Ogni tradizione ha senso infatti solo se trova quotidianamente ragione di essere. In questo senso, mettere in relazione i comportamenti dei Millennials con le grandi icone del design italiano rispetto alle 24 ore di una giornata tipo è stata la verifica di come il buon design travalichi il tempo.
La straordinaria affluenza di pubblico, attento alle manifestazioni culturali ma non particolarmente legato ai temi del design, ci ha confermato che questa disciplina oltre a costituire un fattore di sviluppo, è anche un tema vivo nella cultura contemporanea.
Una delle categorie del premio riguarda gli ambienti di lavoro. In questo ambito in che modo le proposte sono state influenzate dalle trasformazioni guidate dall’evoluzione delle tecnologie che lasciano sempre più libertà alle persone di organizzare nei tempi e nei luoghi la propria attività?
Il design per il lavoro è una delle categorie di analisi più vaste del Premio Compasso d’Oro ADI una categoria che registra sì i cambiamenti tecnologici, ma li mette in relazione ai comportamenti, anche in maniera provocatoria: oggi un tornio può essere interessante per un giovane quanto un computer e questo può determinare un cambio di prospettive rispetto al lavoro della fabbrica, troppo spesso snobbato dai giovani.
Il Premio Compasso d’Oro ADI
Istituito nel 1954, il Premio Compasso d’Oro ADI è il più antico ma soprattutto il più autorevole premio mondiale di design.
Nato da un’idea di Gio Ponti fu per anni organizzato dai grandi magazzini la Rinascente, allo scopo di mettere in evidenza il valore e la qualità dei prodotti del design italiano allora ai suoi albori.

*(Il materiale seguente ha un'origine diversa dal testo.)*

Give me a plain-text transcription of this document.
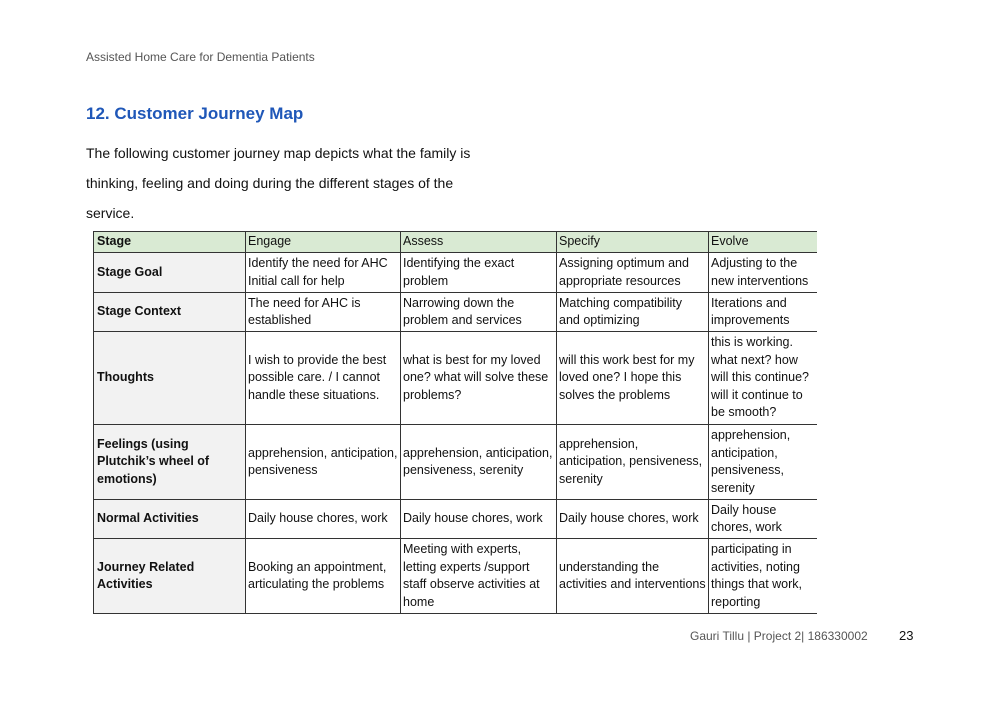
Assisted Home Care for Dementia Patients
12. Customer Journey Map

The following customer journey map depicts what the family is thinking, feeling and doing during the different stages of the service.

Stage	Engage	Assess	Specify	Evolve
Stage Goal	Identify the need for AHC Initial call for help	Identifying the exact problem	Assigning optimum and appropriate resources	Adjusting to the new interventions
Stage Context	The need for AHC is established	Narrowing down the problem and services	Matching compatibility and optimizing	Iterations and improvements
Thoughts	I wish to provide the best possible care. / I cannot handle these situations.	what is best for my loved one? what will solve these problems?	will this work best for my loved one? I hope this solves the problems	this is working. what next? how will this continue? will it continue to be smooth?
Feelings (using Plutchik’s wheel of emotions)	apprehension, anticipation, pensiveness	apprehension, anticipation, pensiveness, serenity	apprehension, anticipation, pensiveness, serenity	apprehension, anticipation, pensiveness, serenity
Normal Activities	Daily house chores, work	Daily house chores, work	Daily house chores, work	Daily house chores, work
Journey Related Activities	Booking an appointment, articulating the problems	Meeting with experts, letting experts /support staff observe activities at home	understanding the activities and interventions	participating in activities, noting things that work, reporting
Gauri Tillu | Project 2| 186330002 23
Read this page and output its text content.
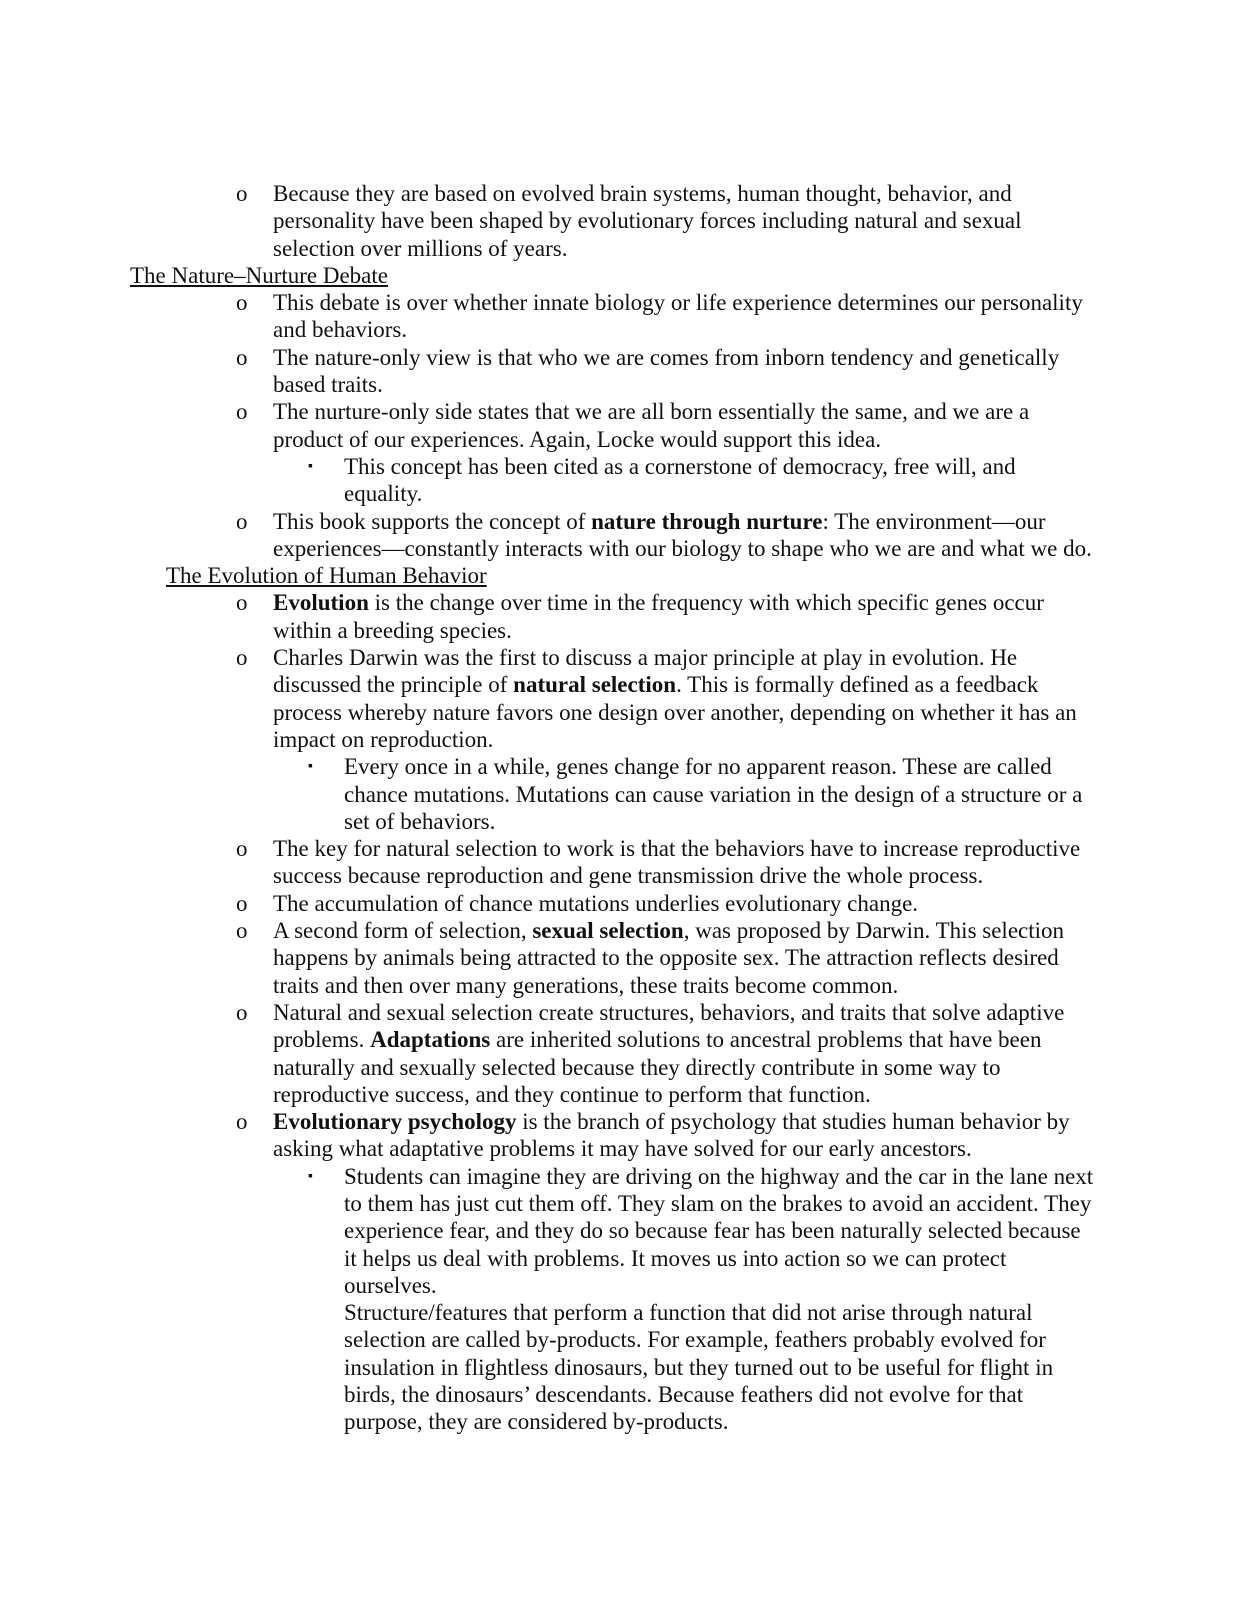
o Because they are based on evolved brain systems, human thought, behavior, and personality have been shaped by evolutionary forces including natural and sexual selection over millions of years.

The Nature–Nurture Debate

o This debate is over whether innate biology or life experience determines our personality and behaviors.

o The nature-only view is that who we are comes from inborn tendency and genetically based traits.

o The nurture-only side states that we are all born essentially the same, and we are a product of our experiences. Again, Locke would support this idea.

▪ This concept has been cited as a cornerstone of democracy, free will, and equality.

o This book supports the concept of nature through nurture: The environment—our experiences—constantly interacts with our biology to shape who we are and what we do.

The Evolution of Human Behavior

o Evolution is the change over time in the frequency with which specific genes occur within a breeding species.

o Charles Darwin was the first to discuss a major principle at play in evolution. He discussed the principle of natural selection. This is formally defined as a feedback process whereby nature favors one design over another, depending on whether it has an impact on reproduction.

▪ Every once in a while, genes change for no apparent reason. These are called chance mutations. Mutations can cause variation in the design of a structure or a set of behaviors.

o The key for natural selection to work is that the behaviors have to increase reproductive success because reproduction and gene transmission drive the whole process.

o The accumulation of chance mutations underlies evolutionary change.

o A second form of selection, sexual selection, was proposed by Darwin. This selection happens by animals being attracted to the opposite sex. The attraction reflects desired traits and then over many generations, these traits become common.

o Natural and sexual selection create structures, behaviors, and traits that solve adaptive problems. Adaptations are inherited solutions to ancestral problems that have been naturally and sexually selected because they directly contribute in some way to reproductive success, and they continue to perform that function.

o Evolutionary psychology is the branch of psychology that studies human behavior by asking what adaptative problems it may have solved for our early ancestors.

▪ Students can imagine they are driving on the highway and the car in the lane next to them has just cut them off. They slam on the brakes to avoid an accident. They experience fear, and they do so because fear has been naturally selected because it helps us deal with problems. It moves us into action so we can protect ourselves.

Structure/features that perform a function that did not arise through natural selection are called by-products. For example, feathers probably evolved for insulation in flightless dinosaurs, but they turned out to be useful for flight in birds, the dinosaurs’ descendants. Because feathers did not evolve for that purpose, they are considered by-products.
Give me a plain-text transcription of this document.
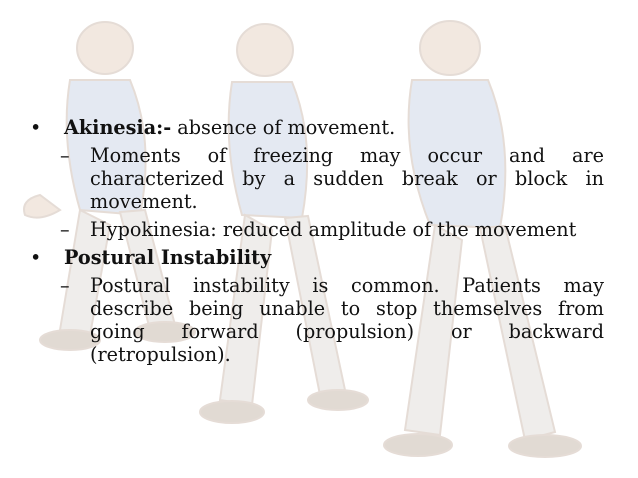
•	Akinesia:- absence of movement.
– Moments of freezing may occur and are characterized by a sudden break or block in movement.
– Hypokinesia: reduced amplitude of the movement
•	Postural Instability
– Postural instability is common. Patients may describe being unable to stop themselves from going forward (propulsion) or backward (retropulsion).
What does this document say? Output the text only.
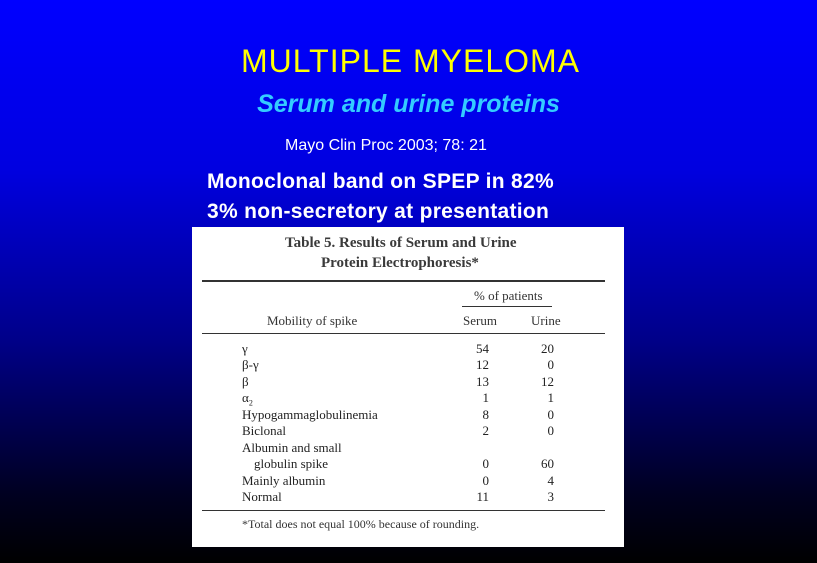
MULTIPLE MYELOMA
Serum and urine proteins
Mayo Clin Proc 2003; 78: 21
Monoclonal band on SPEP in 82%
3% non-secretory at presentation
Table 5. Results of Serum and Urine
Protein Electrophoresis*
% of patients
Mobility of spike	Serum	Urine
γ	54	20
β-γ	12	0
β	13	12
$\alpha_2$	1	1
Hypogammaglobulinemia	8	0
Biclonal	2	0
Albumin and small
globulin spike	0	60
Mainly albumin	0	4
Normal	11	3
*Total does not equal 100% because of rounding.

Successivamente esso fu donato all’ADI che dal 1958 ne cura l’organizzazione, vigilando sulla sua imparzialità e sulla sua integrità.
Gli oltre trecento progetti premiati in oltre cinquant’anni di vita del premio, insieme ai quasi duemila selezionati con la Menzione d’Onore, sono raccolti e custoditi nella Collezione Storica del Premio Compasso d’Oro ADI la cui gestione è stata affidata alla Fondazione ADI, costituita all’uopo dall’ADI nel 2001.
Il premio Compasso d’Oro viene assegnato sulla base di una preselezione effettuata dall’Osservatorio permanente del Design dell’ADI, costituito da una commissione di esperti, designer, critici, storici, giornalisti specializzati, soci dell’ADI o esterni a essa, impegnati tutti con continuità nel raccogliere, anno dopo anno, informazioni e nel valutare e selezionare i migliori prodotti i quali vengono poi pubblicati negli annuari ADI Design Index. Con un’iniziativa che non ha precedenti nell’ambito del design internazionale il Ministero dei Beni Culturali – Soprintendenza Regionale per la Lombardia, con Decreto del 22 Aprile 2004, ha dichiarato “di eccezionale interesse artistico e storico” la Collezione Storica del Premio Compasso d’Oro ADI, inserendola conseguentemente nel patrimonio nazionale.